L'erba del vicino è sempre la più verde.
I miei genitori hanno vissuto la guerra (nel 1943 mio padre aveva 19 anni ed è stato mandato in guerra verso la fine, forse per questo si è salvato. Mia madre invece ha avuto la casa occupata dai tedeschi e non so come è andato tutto bene) entrambi sicuramente non sentivano di aver avuto la vita facile e, nel confronto con noi figli, la loro vita è stata sicuramente più difficile (per chiarire la mia età in rapporto a quella dei miei, quando sono nata i miei avevano quarant'anni...) Dal dopoguerra in poi però tutto sembrava in continuo miglioramento, una crescita e un progresso costante e ci eravamo illusi che sarebbe stato sempre così. La crisi economica ha rimesso tutto in discussione, il progresso tecnologico da una parte dona molto e dall'altra toglie. La nostra generazione in mezzo tra i due periodi vive la delusione e il disincanto, in più l'ansia per i propri figli o nipoti. In effetti non sappiamo chi sta meglio, la vita facile non esiste...
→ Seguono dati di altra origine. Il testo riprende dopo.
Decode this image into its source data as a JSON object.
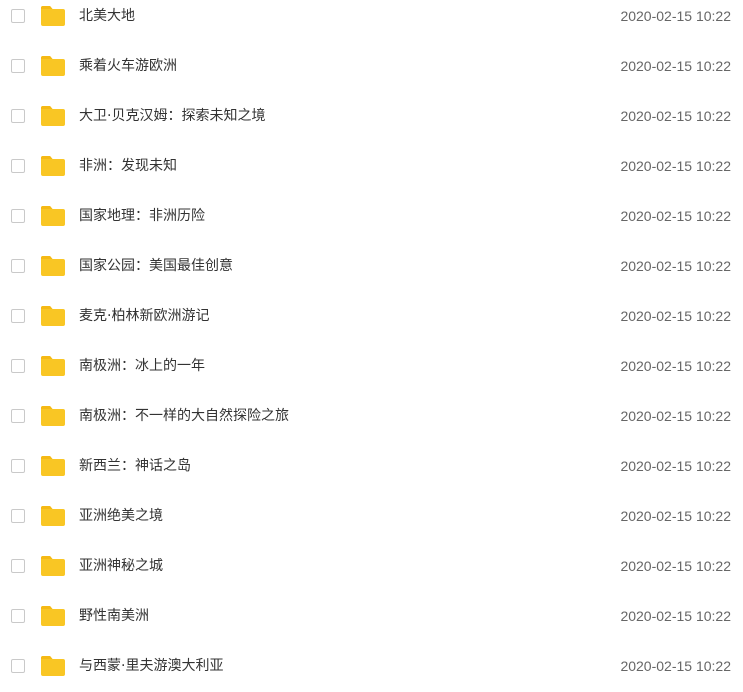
{
  "colors": {
    "folder": "#f9c624",
    "folder_tab": "#f5b914",
    "checkbox_border": "#c9c9c9",
    "name_text": "#333333",
    "date_text": "#666666"
  },
  "icons": {
    "folder": "folder-icon",
    "checkbox": "checkbox-unchecked"
  },
  "files": [
    {
      "name": "北美大地",
      "modified": "2020-02-15 10:22"
    },
    {
      "name": "乘着火车游欧洲",
      "modified": "2020-02-15 10:22"
    },
    {
      "name": "大卫·贝克汉姆：探索未知之境",
      "modified": "2020-02-15 10:22"
    },
    {
      "name": "非洲：发现未知",
      "modified": "2020-02-15 10:22"
    },
    {
      "name": "国家地理：非洲历险",
      "modified": "2020-02-15 10:22"
    },
    {
      "name": "国家公园：美国最佳创意",
      "modified": "2020-02-15 10:22"
    },
    {
      "name": "麦克·柏林新欧洲游记",
      "modified": "2020-02-15 10:22"
    },
    {
      "name": "南极洲：冰上的一年",
      "modified": "2020-02-15 10:22"
    },
    {
      "name": "南极洲：不一样的大自然探险之旅",
      "modified": "2020-02-15 10:22"
    },
    {
      "name": "新西兰：神话之岛",
      "modified": "2020-02-15 10:22"
    },
    {
      "name": "亚洲绝美之境",
      "modified": "2020-02-15 10:22"
    },
    {
      "name": "亚洲神秘之城",
      "modified": "2020-02-15 10:22"
    },
    {
      "name": "野性南美洲",
      "modified": "2020-02-15 10:22"
    },
    {
      "name": "与西蒙·里夫游澳大利亚",
      "modified": "2020-02-15 10:22"
    }
  ]
}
Bella riflessione! Io non ho avuto una gioventù facile, seconda in una famiglia di quattro figli e il solo padre a lavorare. Ma non mi è mancato niente lo stesso, imparando ad accontentarmi e a non pretendere il superfluo. Mi dispiace per i giovani di oggi che non sono abituati al sacrificio e alla rinuncia, nonostante le loro attuali agevolazioni, purtroppo non avranno un futuro facile.
Benvenuta nel mio blog cara Rosalia! Anche noi in famiglia eravamo tre figlie e lavorava solo mio padre, mia madre che gestiva l'economia domestica faceva i salti mortali per far quadrare i conti. Nonostante questo sono contenta della mia gioventù non facile, mi ha aiutato ad apprezzare meglio quello ho conquistato e a dare il giusto valore alle cose. Credo anch'io che i giovani oggi non abbiano un futuro facile soprattutto perchè abituati ad avere molto di più nel loro presente.
La battuta di Guzzanti l'ho tirata fuori tante di quelle volte... ;) Credo che il ragazzo non abbia fatto un'analisi così accurata, ma abbia soltanto lasciato uscire una considerazione nata dal fatto alcolico. Non credo sia così facile per i ragazzi avere la percezione di com'era esattamente la situazione dei giovani prima del loro arrivo.
Guzzanti esperimeva davvero tutto ;) credo anch'io che il ragazzo abbia espresso un pensiero senza una vera riflessione, tuttavia l'idea che "prima" molte cose fossero più semplici potrebbe essere una reale anche se vaga convinzione.